Who's Afraid of Uncorrectable Bit Errors? Online Recovery of Flash Errors with Distributed Redundancy
Amy Tai, Princeton University and VMware Research; Andrew Kryczka and Shobhit O. Kanaujia, Facebook; Kyle Jamieson and Michael J. Freedman, Princeton University; Asaf Cidon, Columbia University
Due to its high performance and decreasing cost per bit, flash storage is the main storage medium in datacenters for hot data. However, flash endurance is a perpetual problem, and due to technology trends, subsequent generations of flash devices exhibit progressively shorter lifetimes before they experience uncorrectable bit errors. In this paper, we propose addressing the flash lifetime problem by allowing devices to expose higher bit error rates. We present DIRECT, a set of techniques that harnesses distributed-level redundancy to enable the adoption of new generations of denser and less reliable flash storage technologies. DIRECT does so by using an end-to-end approach to increase the reliability of distributed storage systems.

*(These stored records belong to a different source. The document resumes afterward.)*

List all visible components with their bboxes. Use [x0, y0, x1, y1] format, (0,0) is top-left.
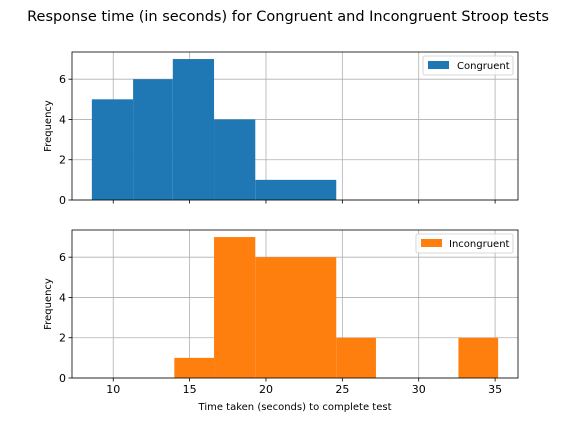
y-axis-label: Frequency — [43, 278, 54, 330]
incongruent-histogram-panel: 10 15 20 25 30 35 0 2 4 6 Frequency Time taken (… — [43, 229, 519, 413]
histogram-bar — [214, 237, 256, 378]
x-tick-label: 25 — [335, 383, 349, 396]
y-ticks: 0 2 4 6 — [59, 251, 72, 385]
histogram-bar — [295, 257, 337, 378]
x-tick-label: 20 — [259, 383, 273, 396]
axes-frame — [71, 51, 519, 201]
y-tick-label: 2 — [59, 154, 66, 167]
histogram-bars — [174, 237, 499, 378]
legend: Congruent — [422, 55, 514, 76]
y-tick-label: 2 — [59, 332, 66, 345]
legend-swatch — [428, 61, 449, 69]
histogram-bar — [458, 337, 499, 378]
y-axis-label: Frequency — [43, 100, 54, 152]
y-tick-label: 0 — [59, 372, 66, 385]
legend-label: Congruent — [457, 61, 510, 72]
histogram-bar — [172, 59, 215, 200]
histogram-bar — [91, 99, 134, 200]
legend-frame — [422, 55, 514, 76]
y-ticks: 0 2 4 6 — [59, 73, 72, 207]
histogram-bar — [214, 119, 256, 200]
congruent-histogram-panel: 0 2 4 6 Frequency Congruent — [43, 51, 519, 207]
legend-swatch — [421, 239, 442, 247]
figure-title: Response time (in seconds) for Congruent… — [27, 9, 549, 25]
histogram-bar — [336, 337, 376, 378]
y-tick-label: 4 — [59, 291, 66, 304]
x-tick-label: 15 — [183, 383, 197, 396]
histogram-bar — [295, 179, 337, 200]
histogram-bar — [255, 257, 295, 378]
histogram-bar — [174, 357, 215, 378]
legend-label: Incongruent — [449, 239, 510, 250]
x-tick-label: 35 — [488, 383, 502, 396]
x-ticks — [112, 200, 496, 204]
y-tick-label: 4 — [59, 113, 66, 126]
histogram-bar — [133, 79, 173, 200]
y-tick-label: 6 — [59, 251, 66, 264]
x-axis-label: Time taken (seconds) to complete test — [198, 402, 392, 413]
y-tick-label: 0 — [59, 194, 66, 207]
y-tick-label: 6 — [59, 73, 66, 86]
x-tick-label: 10 — [106, 383, 120, 396]
legend: Incongruent — [415, 233, 514, 254]
histogram-bars — [91, 59, 337, 200]
x-tick-label: 30 — [412, 383, 426, 396]
x-ticks: 10 15 20 25 30 35 — [106, 378, 502, 396]
histogram-bar — [255, 179, 295, 200]
axes-frame — [71, 229, 519, 379]
legend-frame — [415, 233, 514, 254]
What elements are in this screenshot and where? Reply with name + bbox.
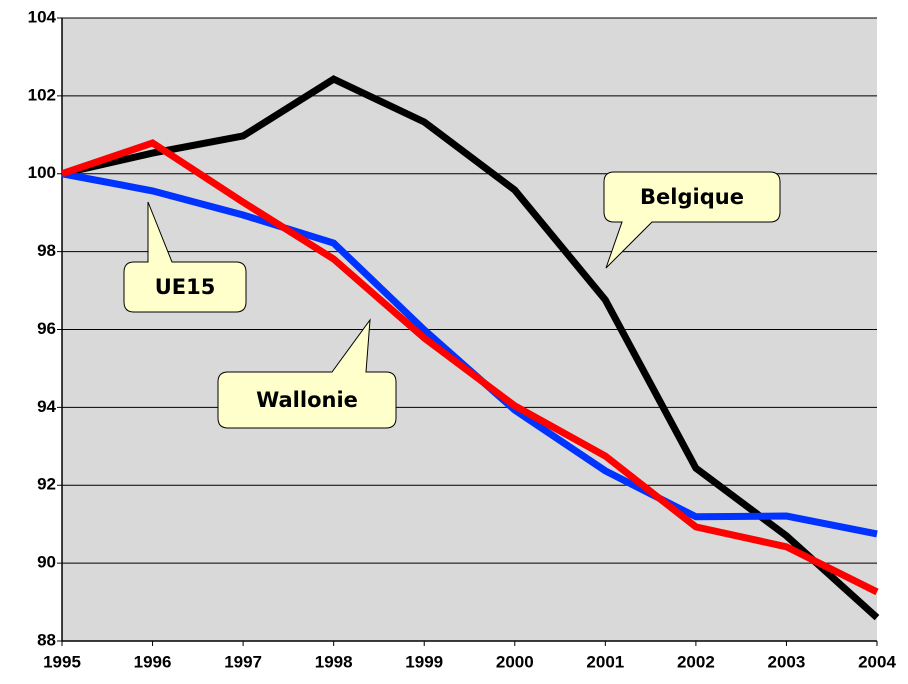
x-tick-label: 2000: [496, 652, 534, 671]
series-label: Belgique: [640, 185, 744, 209]
x-tick-label: 1995: [43, 652, 81, 671]
x-tick-label: 2003: [768, 652, 806, 671]
y-tick-label: 92: [37, 475, 56, 494]
series-label: Wallonie: [256, 388, 358, 412]
y-tick-label: 90: [37, 553, 56, 572]
x-tick-label: 1997: [224, 652, 262, 671]
y-tick-label: 100: [28, 163, 56, 182]
y-tick-label: 88: [37, 630, 56, 649]
y-tick-label: 102: [28, 85, 56, 104]
y-tick-label: 96: [37, 319, 56, 338]
x-tick-label: 2002: [677, 652, 715, 671]
x-tick-label: 1999: [405, 652, 443, 671]
line-series: [60, 139, 879, 596]
y-tick-label: 104: [28, 7, 57, 26]
x-tick-label: 2001: [586, 652, 624, 671]
y-tick-label: 98: [37, 241, 56, 260]
line-series: [61, 75, 880, 621]
x-tick-label: 1998: [315, 652, 353, 671]
callout: [123, 201, 247, 313]
callout: [217, 318, 397, 429]
x-tick-label: 2004: [858, 652, 896, 671]
callout: [603, 171, 781, 269]
series-label: UE15: [155, 275, 216, 299]
x-tick-label: 1996: [134, 652, 172, 671]
y-tick-label: 94: [37, 397, 56, 416]
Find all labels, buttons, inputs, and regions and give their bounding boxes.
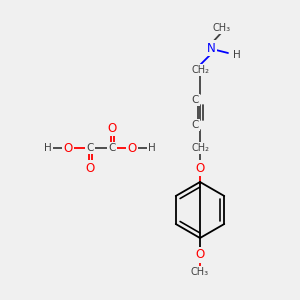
- Text: O: O: [63, 142, 73, 154]
- Text: O: O: [85, 161, 94, 175]
- Text: H: H: [148, 143, 156, 153]
- Text: H: H: [233, 50, 241, 60]
- Text: C: C: [191, 120, 199, 130]
- Text: CH₂: CH₂: [191, 143, 209, 153]
- Text: O: O: [107, 122, 117, 134]
- Text: O: O: [128, 142, 136, 154]
- Text: O: O: [195, 248, 205, 262]
- Text: C: C: [191, 95, 199, 105]
- Text: N: N: [207, 41, 215, 55]
- Text: CH₃: CH₃: [191, 267, 209, 277]
- Text: CH₂: CH₂: [191, 65, 209, 75]
- Text: O: O: [195, 161, 205, 175]
- Text: C: C: [86, 143, 94, 153]
- Text: CH₃: CH₃: [213, 23, 231, 33]
- Text: C: C: [108, 143, 116, 153]
- Text: H: H: [44, 143, 52, 153]
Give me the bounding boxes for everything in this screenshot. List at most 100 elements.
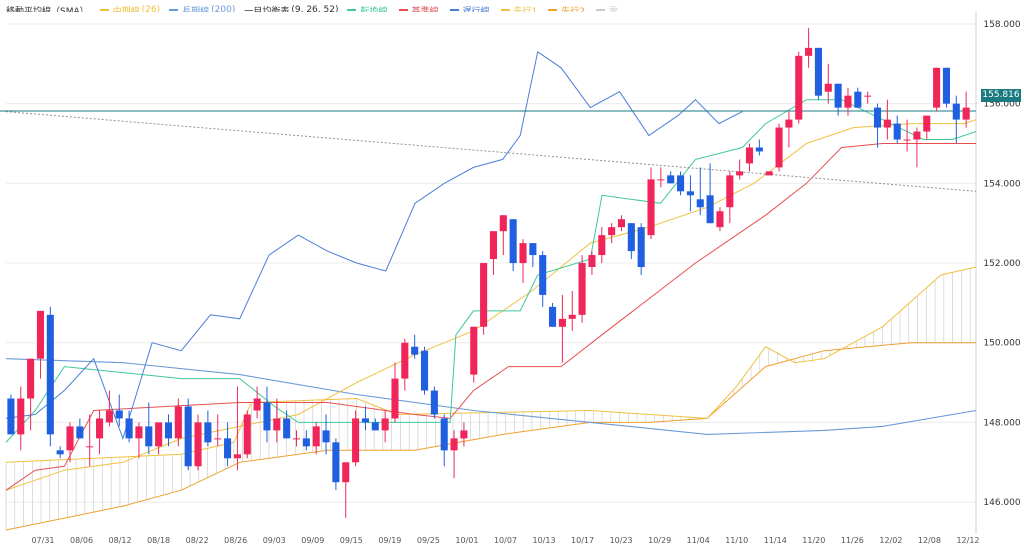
legend-label: 雲: [609, 6, 619, 17]
y-tick-label: 154.000: [983, 179, 1020, 189]
candle-body: [588, 255, 596, 268]
candle-body: [519, 243, 527, 264]
candle-body: [765, 171, 773, 176]
senkou1-line: [5, 266, 977, 463]
x-tick-label: 10/17: [571, 536, 594, 544]
candle-body: [312, 426, 320, 447]
candle-body: [903, 139, 911, 141]
y-tick-label: 148.000: [983, 418, 1020, 428]
candle-body: [322, 430, 330, 443]
candle-body: [243, 414, 251, 455]
candle-body: [460, 430, 468, 439]
current-price-badge: 155.816: [981, 89, 1021, 102]
candle-body: [883, 119, 891, 128]
y-tick-label: 158.000: [983, 20, 1020, 30]
legend-item[interactable]: 先行2: [548, 4, 587, 17]
candle-body: [617, 219, 626, 228]
candle-body: [263, 402, 271, 431]
candle-body: [578, 263, 586, 315]
candle-body: [36, 310, 45, 359]
legend-param: (9, 26, 52): [291, 5, 339, 15]
candle-body: [844, 95, 852, 108]
candle-body: [224, 438, 232, 459]
candle-body: [96, 418, 104, 439]
candle-body: [283, 418, 291, 439]
candle-body: [184, 406, 192, 467]
candle-body: [805, 47, 813, 56]
x-tick-label: 08/12: [109, 536, 132, 544]
candle-body: [795, 55, 803, 120]
legend-item[interactable]: 転換線: [347, 4, 389, 17]
legend-item[interactable]: 一目均衡表 (9, 26, 52): [244, 4, 338, 17]
candle-body: [873, 107, 882, 128]
legend-item[interactable]: 先行1: [500, 4, 540, 17]
x-tick-label: 12/12: [956, 536, 979, 544]
candle-body: [529, 243, 537, 256]
candle-body: [627, 223, 635, 252]
legend-item[interactable]: 遅行線: [449, 4, 492, 17]
legend-label: 基準線: [411, 6, 439, 17]
candle-body: [76, 426, 84, 439]
y-tick-label: 150.000: [983, 339, 1020, 349]
candle-body: [27, 358, 35, 399]
candle-body: [775, 127, 783, 168]
x-tick-label: 09/09: [301, 536, 324, 544]
legend-swatch: [347, 9, 357, 11]
candle-body: [686, 191, 694, 196]
x-tick-label: 11/20: [802, 536, 825, 544]
candle-body: [194, 422, 202, 467]
legend-label: 一目均衡表: [244, 6, 290, 17]
x-tick-label: 11/10: [725, 536, 748, 544]
x-tick-label: 07/31: [31, 536, 54, 544]
candle-body: [489, 231, 498, 260]
legend-label: 遅行線: [462, 6, 490, 17]
legend-param: (26): [141, 5, 161, 15]
candle-body: [755, 147, 763, 152]
kijun-line: [5, 143, 976, 491]
candle-body: [430, 390, 438, 415]
x-tick-label: 10/23: [610, 536, 633, 544]
candle-body: [371, 422, 379, 431]
candle-body: [233, 454, 241, 459]
legend-label: 先行2: [561, 6, 585, 17]
candle-body: [677, 175, 685, 192]
x-tick-label: 11/14: [764, 536, 787, 544]
x-tick-label: 10/13: [533, 536, 556, 544]
candle-body: [716, 211, 724, 228]
senkou2-line: [5, 342, 976, 531]
legend-item[interactable]: 雲: [596, 4, 620, 17]
candle-body: [745, 147, 754, 164]
x-tick-label: 12/08: [918, 536, 941, 544]
x-tick-label: 09/25: [417, 536, 440, 544]
candle-body: [7, 398, 15, 435]
legend-swatch: [596, 9, 605, 11]
legend-label: 長期線: [182, 6, 210, 17]
legend-swatch: [398, 9, 408, 11]
candle-body: [785, 119, 793, 128]
x-tick-label: 08/18: [147, 536, 170, 544]
legend-item[interactable]: 基準線: [398, 4, 441, 17]
x-tick-label: 11/26: [841, 536, 864, 544]
candle-body: [854, 91, 862, 108]
candle-body: [824, 83, 832, 92]
candle-body: [814, 47, 822, 96]
candle-body: [125, 418, 133, 439]
x-tick-label: 09/03: [263, 536, 286, 544]
legend-item[interactable]: 長期線 (200): [169, 4, 235, 17]
candle-body: [302, 438, 310, 447]
candle-body: [204, 422, 212, 443]
candle-body: [598, 235, 606, 256]
legend-item[interactable]: 中期線 (26): [99, 4, 161, 17]
candle-body: [56, 450, 64, 455]
x-tick-label: 11/04: [687, 536, 710, 544]
candle-body: [657, 179, 665, 181]
candle-body: [450, 438, 458, 451]
candle-body: [942, 67, 951, 104]
x-tick-label: 10/01: [455, 536, 478, 544]
legend-swatch: [169, 9, 179, 11]
candle-body: [440, 418, 448, 451]
candle-body: [361, 418, 369, 423]
candle-body: [46, 314, 54, 435]
candle-body: [952, 103, 960, 120]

We implemented DIRECT on two real-world storage systems: ZippyDB, a distributed key-value store in production at Facebook and backed by RocksDB, and HDFS, a distributed file system. When tested on production traces at Facebook, DIRECT reduces application-visible error rates in ZippyDB by more than 100x and recovery time by more than 10,000x. DIRECT also allows HDFS to tolerate a 10,000--100,000x higher bit error rate without experiencing application-visible errors. By significantly increasing the availability and durability of distributed storage systems in the face of bit errors, DIRECT helps extend flash lifetimes.